No allocations, just some method calls. So the overhead of Foo2 must be pretty big, right? Especially when those heap-allocated objects will need to be garbage-collected all the time. What if a lot of them build up? Won’t that put “pressure” on the GC and make everything grind to a halt?

Well, try running the test program. It does a hundred million calls to Foo1, and then the same number of calls to Foo2. It then figures out the difference in the timings for these runs. On my VM of Windows XP running on a MacBook Pro, the output is:

Direct, 100000000 calls: 27.209 s
Lambda, 100000000 calls: 33.515 s
Overhead per call: 63.06 ns

Now, it’s customary with this kind of test to observe that 33 seconds is longer than 27 seconds and try to conclude something from that, like “lambdas make your code about 25% slower”. However, that would be completely stupid.
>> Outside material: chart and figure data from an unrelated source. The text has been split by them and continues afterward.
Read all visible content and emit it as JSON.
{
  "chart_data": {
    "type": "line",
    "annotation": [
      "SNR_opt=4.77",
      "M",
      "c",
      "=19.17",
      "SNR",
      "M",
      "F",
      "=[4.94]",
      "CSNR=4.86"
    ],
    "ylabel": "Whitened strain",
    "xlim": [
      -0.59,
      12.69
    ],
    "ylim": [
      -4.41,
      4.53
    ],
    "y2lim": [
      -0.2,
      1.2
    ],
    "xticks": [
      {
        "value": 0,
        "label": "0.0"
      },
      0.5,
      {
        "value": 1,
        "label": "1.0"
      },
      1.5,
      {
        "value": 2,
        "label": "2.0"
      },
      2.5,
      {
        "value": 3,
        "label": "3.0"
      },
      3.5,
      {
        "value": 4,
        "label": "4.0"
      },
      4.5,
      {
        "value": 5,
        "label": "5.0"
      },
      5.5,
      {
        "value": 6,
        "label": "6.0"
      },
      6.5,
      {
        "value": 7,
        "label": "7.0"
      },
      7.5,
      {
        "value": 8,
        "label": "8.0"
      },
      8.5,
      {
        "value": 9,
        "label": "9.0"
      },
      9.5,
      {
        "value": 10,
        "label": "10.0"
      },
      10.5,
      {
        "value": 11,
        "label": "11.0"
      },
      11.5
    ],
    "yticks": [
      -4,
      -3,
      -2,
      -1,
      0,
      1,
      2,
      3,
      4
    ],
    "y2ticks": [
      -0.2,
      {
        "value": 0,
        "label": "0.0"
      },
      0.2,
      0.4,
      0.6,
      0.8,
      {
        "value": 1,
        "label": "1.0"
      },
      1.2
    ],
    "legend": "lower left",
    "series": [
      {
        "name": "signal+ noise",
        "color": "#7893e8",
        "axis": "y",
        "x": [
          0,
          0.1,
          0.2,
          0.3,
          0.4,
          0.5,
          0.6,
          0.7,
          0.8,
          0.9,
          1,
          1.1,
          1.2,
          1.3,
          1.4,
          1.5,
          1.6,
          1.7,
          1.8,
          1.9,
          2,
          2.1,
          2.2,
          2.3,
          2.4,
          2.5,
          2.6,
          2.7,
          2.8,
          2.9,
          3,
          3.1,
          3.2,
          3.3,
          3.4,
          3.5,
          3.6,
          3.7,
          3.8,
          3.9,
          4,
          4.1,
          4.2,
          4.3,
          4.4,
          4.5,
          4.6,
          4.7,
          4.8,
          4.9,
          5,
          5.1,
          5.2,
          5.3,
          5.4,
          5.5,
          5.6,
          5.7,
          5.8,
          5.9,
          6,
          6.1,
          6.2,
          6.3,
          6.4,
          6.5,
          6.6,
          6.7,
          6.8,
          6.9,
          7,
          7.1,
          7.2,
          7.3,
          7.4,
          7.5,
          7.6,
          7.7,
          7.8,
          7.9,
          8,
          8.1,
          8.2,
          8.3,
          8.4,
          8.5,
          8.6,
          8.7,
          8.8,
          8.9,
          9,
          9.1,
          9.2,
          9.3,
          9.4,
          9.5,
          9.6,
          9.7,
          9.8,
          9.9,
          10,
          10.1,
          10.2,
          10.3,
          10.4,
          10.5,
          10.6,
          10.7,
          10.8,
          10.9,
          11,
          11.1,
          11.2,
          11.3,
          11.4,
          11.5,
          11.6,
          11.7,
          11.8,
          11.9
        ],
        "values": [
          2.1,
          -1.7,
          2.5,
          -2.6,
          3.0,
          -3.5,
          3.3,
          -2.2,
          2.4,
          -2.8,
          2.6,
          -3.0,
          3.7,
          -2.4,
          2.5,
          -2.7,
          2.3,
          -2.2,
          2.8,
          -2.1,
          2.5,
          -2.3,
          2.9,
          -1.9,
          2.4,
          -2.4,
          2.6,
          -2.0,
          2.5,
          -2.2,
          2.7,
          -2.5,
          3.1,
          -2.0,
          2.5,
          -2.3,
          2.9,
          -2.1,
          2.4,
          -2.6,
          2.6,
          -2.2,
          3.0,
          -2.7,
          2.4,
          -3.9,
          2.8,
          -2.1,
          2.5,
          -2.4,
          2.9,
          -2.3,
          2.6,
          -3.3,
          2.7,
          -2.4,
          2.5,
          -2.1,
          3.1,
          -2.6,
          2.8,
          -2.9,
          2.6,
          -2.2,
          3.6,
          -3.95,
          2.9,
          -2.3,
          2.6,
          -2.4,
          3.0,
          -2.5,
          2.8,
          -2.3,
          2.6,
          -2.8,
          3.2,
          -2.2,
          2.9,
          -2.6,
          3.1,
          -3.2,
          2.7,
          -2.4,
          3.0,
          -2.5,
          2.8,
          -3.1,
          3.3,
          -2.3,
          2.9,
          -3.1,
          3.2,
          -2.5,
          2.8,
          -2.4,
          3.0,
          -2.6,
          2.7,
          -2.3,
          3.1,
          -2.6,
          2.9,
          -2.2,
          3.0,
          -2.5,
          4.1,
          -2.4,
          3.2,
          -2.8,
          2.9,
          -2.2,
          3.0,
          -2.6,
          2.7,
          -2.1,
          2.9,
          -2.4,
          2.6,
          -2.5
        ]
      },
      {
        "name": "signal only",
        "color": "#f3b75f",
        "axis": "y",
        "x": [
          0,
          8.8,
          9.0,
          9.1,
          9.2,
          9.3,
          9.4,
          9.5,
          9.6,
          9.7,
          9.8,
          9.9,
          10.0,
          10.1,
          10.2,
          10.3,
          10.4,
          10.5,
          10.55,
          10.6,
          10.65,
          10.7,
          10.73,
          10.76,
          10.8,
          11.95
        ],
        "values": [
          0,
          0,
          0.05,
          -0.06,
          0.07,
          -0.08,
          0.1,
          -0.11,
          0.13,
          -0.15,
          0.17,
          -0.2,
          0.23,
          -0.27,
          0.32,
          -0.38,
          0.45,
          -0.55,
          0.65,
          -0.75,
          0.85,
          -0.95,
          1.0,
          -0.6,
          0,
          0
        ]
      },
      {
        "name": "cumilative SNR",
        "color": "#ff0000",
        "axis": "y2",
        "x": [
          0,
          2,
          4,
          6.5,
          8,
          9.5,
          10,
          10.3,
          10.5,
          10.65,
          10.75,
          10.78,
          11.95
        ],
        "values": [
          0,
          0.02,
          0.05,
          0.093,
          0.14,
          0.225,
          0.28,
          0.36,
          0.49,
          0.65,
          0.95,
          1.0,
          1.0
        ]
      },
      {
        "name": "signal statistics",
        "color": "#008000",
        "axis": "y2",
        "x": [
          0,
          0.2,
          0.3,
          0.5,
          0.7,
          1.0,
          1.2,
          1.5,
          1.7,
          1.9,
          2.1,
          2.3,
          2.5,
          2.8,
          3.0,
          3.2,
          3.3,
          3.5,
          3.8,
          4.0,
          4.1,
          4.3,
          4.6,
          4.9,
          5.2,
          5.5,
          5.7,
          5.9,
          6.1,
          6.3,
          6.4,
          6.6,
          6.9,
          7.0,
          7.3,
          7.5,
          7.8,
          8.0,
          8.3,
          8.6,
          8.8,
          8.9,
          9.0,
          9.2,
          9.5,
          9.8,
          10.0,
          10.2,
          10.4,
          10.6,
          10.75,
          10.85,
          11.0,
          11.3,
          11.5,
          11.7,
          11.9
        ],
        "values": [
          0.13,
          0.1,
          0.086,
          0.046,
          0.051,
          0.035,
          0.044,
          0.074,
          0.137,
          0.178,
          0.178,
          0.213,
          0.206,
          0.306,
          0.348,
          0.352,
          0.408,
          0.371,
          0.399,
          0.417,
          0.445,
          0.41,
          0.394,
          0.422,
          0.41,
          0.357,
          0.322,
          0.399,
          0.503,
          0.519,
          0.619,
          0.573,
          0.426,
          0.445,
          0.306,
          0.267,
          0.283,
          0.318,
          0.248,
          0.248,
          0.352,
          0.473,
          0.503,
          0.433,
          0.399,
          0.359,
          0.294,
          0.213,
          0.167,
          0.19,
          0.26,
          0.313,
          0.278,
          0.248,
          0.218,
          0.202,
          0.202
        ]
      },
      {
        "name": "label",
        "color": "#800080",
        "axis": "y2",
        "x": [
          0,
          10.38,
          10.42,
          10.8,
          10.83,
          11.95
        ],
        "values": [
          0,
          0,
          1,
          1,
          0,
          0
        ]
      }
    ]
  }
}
The point is that the code in the test is doing very little, apart from keeping the GC a little busy, so that makes the overhead appear more significant than it would be in a real program. The important point is that it only took 6 seconds longer even though we are doing a hundred million calls, i.e. the overhead per call is about 60 nanoseconds. Which is very, very small. Code that actually did something useful would make such an overhead utterly invisible.

Note that if the GC was not collecting at regular intervals during the test, we would have a build up of 400 million objects (100 million strings in Foo1, another 100 million in Foo2, which also needs 100 million closures and 100 million delegates). The overhead on an object is 8 bytes (two pointers used by the CLR), so that’s approximately 3 GB of memory requirement even without considering the actual data stored in the objects. So the GC clearly is cleaning up old objects during the test, or else it wouldn’t finish successfully.

So the GC heap is so fast that in a real program, even in tight loops, you can use closures and delegates without even giving it a second’s thought (or even a few nanosecond’s thought). As always, work on a clean, safe design, then profile to find out where the overhead is.